Keesokan harinya kami menuju ke sebuah sabung ayam untuk bertaruh besar, di mana orang-orang berasal dari banyak desa setempat. Saya katakan orang, tapi hanya pria dan pria saja. Masuknya adalah 10.000 rupiah, sekitar $ 1. Mereka ingin aku membayar, tapi Dilly menyalipnya. “Mereka menghormati saya, jadi mereka tidak menuntut Anda,” katanya. Kami memasuki sebuah gudang dengan lebih dari seribu orang bersemangat saling menekan, rasa delirium dan semangat meningkat seperti kasino di barat.

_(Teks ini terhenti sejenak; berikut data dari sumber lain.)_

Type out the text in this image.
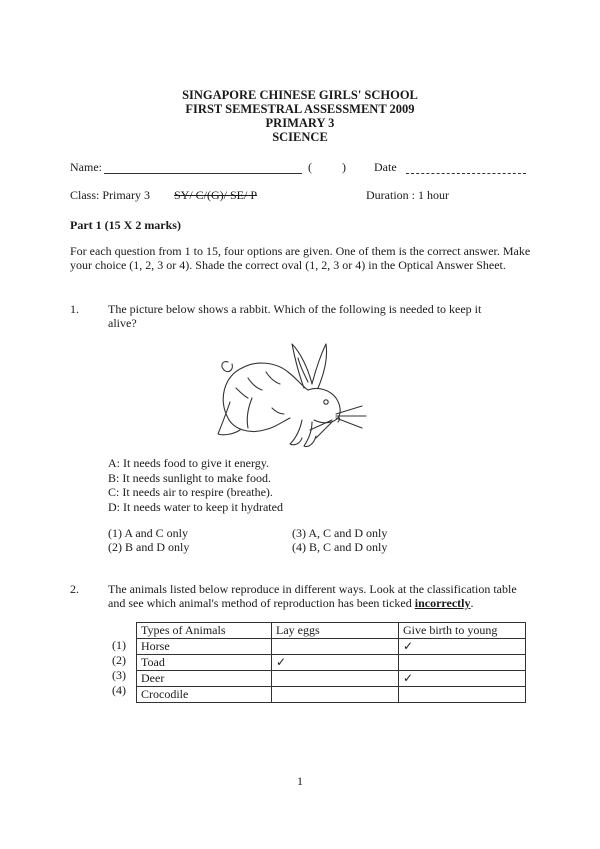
SINGAPORE CHINESE GIRLS' SCHOOL
FIRST SEMESTRAL ASSESSMENT 2009
PRIMARY 3
SCIENCE
Name:	(	) Date
Class: Primary 3 SY/ C/(G)/ SE/ P	Duration : 1 hour
Part 1 (15 X 2 marks)
For each question from 1 to 15, four options are given. One of them is the correct answer. Make your choice (1, 2, 3 or 4). Shade the correct oval (1, 2, 3 or 4) in the Optical Answer Sheet.
1. The picture below shows a rabbit. Which of the following is needed to keep it alive?
A: It needs food to give it energy.
B: It needs sunlight to make food.
C: It needs air to respire (breathe).
D: It needs water to keep it hydrated
(1) A and C only	(3) A, C and D only
(2) B and D only	(4) B, C and D only
2. The animals listed below reproduce in different ways. Look at the classification table and see which animal's method of reproduction has been ticked incorrectly.
(1)
(2)
(3)
(4)
Types of Animals	Lay eggs	Give birth to young
Horse		✓
Toad	✓	
Deer		✓
Crocodile		
1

Berdiri di bangku beton dengan mata dan frangipanis yang kuat di belakang telinga mereka, para pria melambaikan uang mereka ke udara, menjerit warna ayam jantan yang mereka pikir akan menang, atau berteriak “sala sala sala sala” dengan taruhan kecil. Petugas mengenakan sarung dan kotak putih Quiksilver T-shirt putih di ring, mengambil taruhan dan melewati ayam jantan di sekitar, merasakan otot ayam masing-masing (sehingga untuk berbicara), dan memutuskan siapa yang akan melawan siapa di stoush yang adil. Ini adalah kabut asap rokok, keringat, dan demam testosteron.

Akulah satu-satunya wanita yang kebetulan juga menjadi satu-satunya orang kulit putih di sini.

Hari itu saya melihat Dilly kehilangan sepuluh juta dalam satu jam sekitar 15 pertarungan. Saya bertanya kepadanya apakah dia marah dengan hasilnya. “Tidak sedih,” katanya. “Ini perjudian, coba lagi besok.”

Upah rata-rata di sini adalah enam sampai sepuluh juta dalam sebulan – sekitar $ 500-800 USD. Uang Dilly membuat perjudian memberi makan dan pakaian keluarga besarnya yang terdiri delapan, termasuk anak laki-lakinya yang berusia dua tahun. Ibunya meninggal saat berusia sepuluh tahun, dan ayahnya meninggal saat berusia empat belas tahun, yang memaksanya ke jalan-jalan tanpa pendidikan. Menjadi starter diri adalah semua yang dia tahu.

Selain manfaat ekonomi yang dihasilkan oleh wisatawan, pertarungan ayam adalah bagian intrinsik dari model ekonomi lokal di sini dan telah lama sekali. Penilaian moral mungkin bergejolak di luar seperti saya, tapi menghadapi kenyataan, Anda tidak bisa benar-benar berdebat. Orang-orang bergantung pada hal ini.

Beberapa saat kemudian, saya melihat piring ayam goreng (ayam goreng) dijual di luar. Bukan hanya ayam goreng biasa yang ditemukan di Indonesia. Inilah nasib ayam jantan yang kalah-kentang goreng yang keras, cepat makan. Saya tidak bisa membayangkan rasa ayam jantan yang mati dengan 1000 mata orang di atasnya di ring, dan dengan sopan menurun, tiba-tiba tidak sehebat sebelumnya. Tapi begitulah yang terjadi di Bali.